Was allen Beispielen gemeinsam ist, ist eine gewisse Eindimensionalität , mit der Begriffe wie Rationalität oder Nachhaltigkeit angewendet werden. Ein Handeln nach diesen eindimensionalen Leitlinien entspricht etwa dem des Grafen, der sein Geldbörsel hinter der Oper verloren hat, es aber vor der Oper sucht, weil es dort heller ist. Die europäische Politik kennt diese Handlungsweise sehr genau, man denke nur an die Bologna Reform, die Wissen als Produkt darstellen will oder die Einführung von Bio-sprit, um dessentwillen ganze Urwälder abgeholzt werden.
Was fehlt ist eine Verdoppelung der Begriffe. „Seid auf vernünftige Weise vernünftig!“, könnte man den Planern der Organisationen zurufen, oder: „Seid auf nachhaltige Weise nachhaltig!“, den Politikern und Entwicklungshelfern.

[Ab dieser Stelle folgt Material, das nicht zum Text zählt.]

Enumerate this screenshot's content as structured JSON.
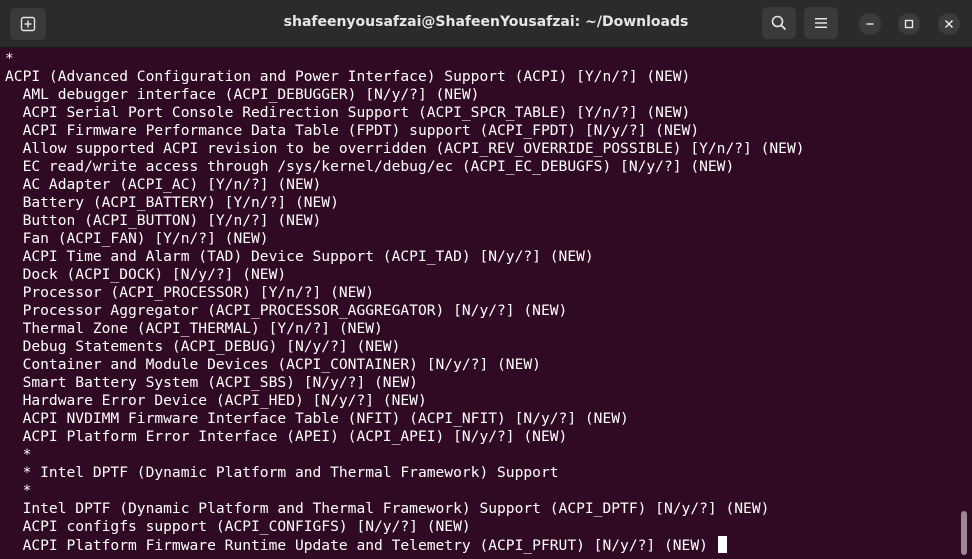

Ein zentrales Anliegen Trojanows ist es zu zeigen, dass Realität nicht eindimensional ist sondern vielschichtig und dass jeder Mensch eine andere Wahrnehmung hat. Dabei kann Wahrnehmung auch geschärft werden und je tiefer man in eine Realität eintaucht, desto mehr nimmt man auch wahr. Dieser Fakt kann in diesem Zusammenhang problematisch werden, wenn sich herausstellt, dass EntwicklungshelferInnen, die aus westlichen Staaten kommen und die besten Absichten haben, vor Ort zu helfen, oft eine eingeschränkte Wahrnehmung haben. Die Vielschichtigkeit von Strukturen und die Schattierungen von Realitäten können daher am besten von Menschen erkannt werden, die mit den Zusammenhängen am vertrautesten sind und das sind im Falle der Entwicklungshilfe die Menschen, die das Objekt dieser Hilfe sind. Trojanow plädiert daher auf Hilfe zur Selbsthilfe. „Gib einem Armen einen Fisch und er wird einen Tag lang satt sein. Zeige ihm, wie man fischt und er wird sich selbst ernähren können“, lautet ein bekanntes Sprichwort. Die Armen, denen geholfen wird, sollen an dieser Hilfe beteiligt werden, sollen Subjekt werden, statt nur Empfänger von oft nicht nachhaltigen Wohltaten.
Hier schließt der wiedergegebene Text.